Simplify and Select are called again and if we need spills we enter
the iterative part of registers allocation consisting of repeating
this until no more spills are required:
Split
compact
ifg.init/gather_lrg_masks(true)/live.compute
SquareUp/Compute_Effective_Degree
PhaseConservativeCoalesce
compress_uf_map_for_nodes
cache_lrg_info
Simplify
Select

post_allocate_copy_removal: Eliminate copies left around by the
allocator when another live version of the value can be found in a
live register or on the stack. This is done by maintaining a table
representing the current state of the stack and registers with the
value that was defined into that register.

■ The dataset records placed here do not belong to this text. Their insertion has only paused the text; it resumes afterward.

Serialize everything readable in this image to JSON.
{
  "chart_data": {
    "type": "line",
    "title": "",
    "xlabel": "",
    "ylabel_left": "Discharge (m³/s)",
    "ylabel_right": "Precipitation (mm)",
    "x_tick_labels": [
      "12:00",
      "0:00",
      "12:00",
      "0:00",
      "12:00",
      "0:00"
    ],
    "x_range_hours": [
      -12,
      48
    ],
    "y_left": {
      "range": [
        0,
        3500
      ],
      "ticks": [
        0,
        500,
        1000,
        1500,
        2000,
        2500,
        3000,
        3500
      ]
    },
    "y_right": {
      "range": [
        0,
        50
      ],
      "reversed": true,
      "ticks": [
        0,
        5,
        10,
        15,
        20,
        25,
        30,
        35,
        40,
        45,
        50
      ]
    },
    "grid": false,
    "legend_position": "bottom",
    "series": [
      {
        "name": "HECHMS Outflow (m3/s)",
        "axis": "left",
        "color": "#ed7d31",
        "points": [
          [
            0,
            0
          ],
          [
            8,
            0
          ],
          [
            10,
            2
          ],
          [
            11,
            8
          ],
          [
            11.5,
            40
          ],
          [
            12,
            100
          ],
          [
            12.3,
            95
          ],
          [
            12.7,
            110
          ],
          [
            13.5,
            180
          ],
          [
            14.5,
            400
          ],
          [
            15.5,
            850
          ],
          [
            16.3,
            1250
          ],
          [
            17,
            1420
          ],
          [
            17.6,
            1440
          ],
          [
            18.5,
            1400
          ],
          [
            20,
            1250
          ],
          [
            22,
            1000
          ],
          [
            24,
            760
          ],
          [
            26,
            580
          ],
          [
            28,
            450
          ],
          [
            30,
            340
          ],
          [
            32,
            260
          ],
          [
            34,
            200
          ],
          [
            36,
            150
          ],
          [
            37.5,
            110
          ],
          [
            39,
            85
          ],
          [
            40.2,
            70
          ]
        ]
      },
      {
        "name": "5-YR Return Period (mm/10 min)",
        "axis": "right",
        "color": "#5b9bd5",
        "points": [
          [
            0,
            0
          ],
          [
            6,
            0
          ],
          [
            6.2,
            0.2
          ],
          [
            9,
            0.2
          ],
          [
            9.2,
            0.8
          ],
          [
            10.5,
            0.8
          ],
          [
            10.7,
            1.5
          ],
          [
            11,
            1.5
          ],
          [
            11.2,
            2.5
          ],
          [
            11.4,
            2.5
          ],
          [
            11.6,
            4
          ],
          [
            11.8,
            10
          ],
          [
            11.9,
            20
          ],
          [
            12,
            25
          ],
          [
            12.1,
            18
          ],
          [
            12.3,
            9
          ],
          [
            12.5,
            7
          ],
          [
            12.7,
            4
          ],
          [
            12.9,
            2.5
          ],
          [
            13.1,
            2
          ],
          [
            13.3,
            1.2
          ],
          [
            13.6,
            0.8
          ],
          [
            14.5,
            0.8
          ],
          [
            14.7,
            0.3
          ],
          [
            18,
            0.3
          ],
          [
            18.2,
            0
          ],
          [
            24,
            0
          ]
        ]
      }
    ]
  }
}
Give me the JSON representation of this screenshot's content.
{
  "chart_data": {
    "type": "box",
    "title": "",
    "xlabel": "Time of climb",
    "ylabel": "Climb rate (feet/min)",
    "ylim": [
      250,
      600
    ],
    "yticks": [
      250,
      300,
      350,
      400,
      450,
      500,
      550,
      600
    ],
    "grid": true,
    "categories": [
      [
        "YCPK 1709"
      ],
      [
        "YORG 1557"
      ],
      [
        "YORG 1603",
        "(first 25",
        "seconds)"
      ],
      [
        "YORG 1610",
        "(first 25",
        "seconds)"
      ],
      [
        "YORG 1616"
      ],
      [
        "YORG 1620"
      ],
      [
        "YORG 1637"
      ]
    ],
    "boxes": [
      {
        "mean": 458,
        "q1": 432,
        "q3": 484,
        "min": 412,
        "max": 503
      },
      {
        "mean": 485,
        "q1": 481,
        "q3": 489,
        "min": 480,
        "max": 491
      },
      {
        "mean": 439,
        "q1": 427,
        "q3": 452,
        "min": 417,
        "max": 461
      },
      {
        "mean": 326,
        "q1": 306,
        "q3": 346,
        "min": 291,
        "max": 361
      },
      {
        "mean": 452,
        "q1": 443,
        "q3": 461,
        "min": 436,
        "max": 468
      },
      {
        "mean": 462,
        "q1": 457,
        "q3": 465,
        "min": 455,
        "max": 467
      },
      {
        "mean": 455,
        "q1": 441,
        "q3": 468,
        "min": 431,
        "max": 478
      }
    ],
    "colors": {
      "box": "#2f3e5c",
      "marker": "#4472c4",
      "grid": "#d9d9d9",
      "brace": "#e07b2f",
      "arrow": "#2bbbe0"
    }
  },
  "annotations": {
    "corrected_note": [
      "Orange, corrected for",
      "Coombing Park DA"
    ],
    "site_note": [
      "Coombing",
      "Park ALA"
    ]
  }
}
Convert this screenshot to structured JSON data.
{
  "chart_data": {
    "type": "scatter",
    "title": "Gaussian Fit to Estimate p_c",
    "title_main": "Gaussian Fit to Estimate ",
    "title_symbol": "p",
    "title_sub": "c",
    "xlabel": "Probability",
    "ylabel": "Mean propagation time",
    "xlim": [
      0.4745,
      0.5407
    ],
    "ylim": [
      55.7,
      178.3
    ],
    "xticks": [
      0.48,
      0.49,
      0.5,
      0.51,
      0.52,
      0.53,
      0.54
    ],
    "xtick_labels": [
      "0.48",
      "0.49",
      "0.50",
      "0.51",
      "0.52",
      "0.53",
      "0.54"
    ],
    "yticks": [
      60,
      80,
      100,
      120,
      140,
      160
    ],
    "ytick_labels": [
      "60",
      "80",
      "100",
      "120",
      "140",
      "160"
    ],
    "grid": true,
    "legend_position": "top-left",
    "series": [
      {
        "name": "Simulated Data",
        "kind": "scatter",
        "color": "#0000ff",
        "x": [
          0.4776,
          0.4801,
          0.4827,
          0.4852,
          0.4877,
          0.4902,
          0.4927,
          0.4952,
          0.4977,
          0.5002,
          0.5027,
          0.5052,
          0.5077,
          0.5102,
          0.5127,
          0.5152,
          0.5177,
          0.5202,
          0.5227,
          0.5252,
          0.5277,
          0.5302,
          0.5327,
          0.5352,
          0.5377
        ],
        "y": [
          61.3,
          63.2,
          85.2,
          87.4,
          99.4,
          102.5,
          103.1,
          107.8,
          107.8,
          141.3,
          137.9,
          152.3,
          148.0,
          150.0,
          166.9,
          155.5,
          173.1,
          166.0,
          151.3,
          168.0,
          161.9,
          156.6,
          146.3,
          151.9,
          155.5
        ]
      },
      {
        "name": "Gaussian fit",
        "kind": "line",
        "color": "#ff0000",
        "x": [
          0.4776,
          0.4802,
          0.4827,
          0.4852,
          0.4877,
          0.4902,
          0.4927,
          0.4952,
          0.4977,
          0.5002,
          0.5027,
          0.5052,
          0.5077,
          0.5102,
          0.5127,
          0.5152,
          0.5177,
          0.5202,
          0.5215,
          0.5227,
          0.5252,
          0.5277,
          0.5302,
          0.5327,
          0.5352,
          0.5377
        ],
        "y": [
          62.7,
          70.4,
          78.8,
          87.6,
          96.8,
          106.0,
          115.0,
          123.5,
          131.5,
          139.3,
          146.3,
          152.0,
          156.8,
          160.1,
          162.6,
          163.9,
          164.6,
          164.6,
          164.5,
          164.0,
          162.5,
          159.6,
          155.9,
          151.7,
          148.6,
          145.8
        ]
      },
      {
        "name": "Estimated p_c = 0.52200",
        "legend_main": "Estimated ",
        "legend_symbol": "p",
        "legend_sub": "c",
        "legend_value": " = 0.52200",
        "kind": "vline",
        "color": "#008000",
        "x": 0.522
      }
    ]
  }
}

Each input of a node is
processed looking for copies and if the needed value is already in
the right register or is available in a register that is compatiable
with the in_RegMask of the use, the input is switched to the
existing value. This may cause the original input to go dead which
allows it to be deleted. Then the node is placed into the table to
represent it def'ing its value. Nodes that produce constants are
treated as copies and can be eliminated.

Note that for best result you want to process the blocks in RPO
order so that the results of predecessor blocks are available.
Obviously this doesn't work that well for loops because of that but
maybe an iterative version could be made to work. Additionally
eliminating copies may sometimes make other copies eliminatable so
processing a block more than once may be a good idea. Scheduling copies
higher in the block may also expose more opportunities since copy
elimination is very senstive to register selection.

The framesize is computed.

fixup_spills: Conversion of cisc spill instructions is performed by
walking all the instructions and replacing them with their cisc
variants if it's needed.

alloc_node_regs: Copy the information about register selection from
the LRG into a OptoRegPair table indexed by idx.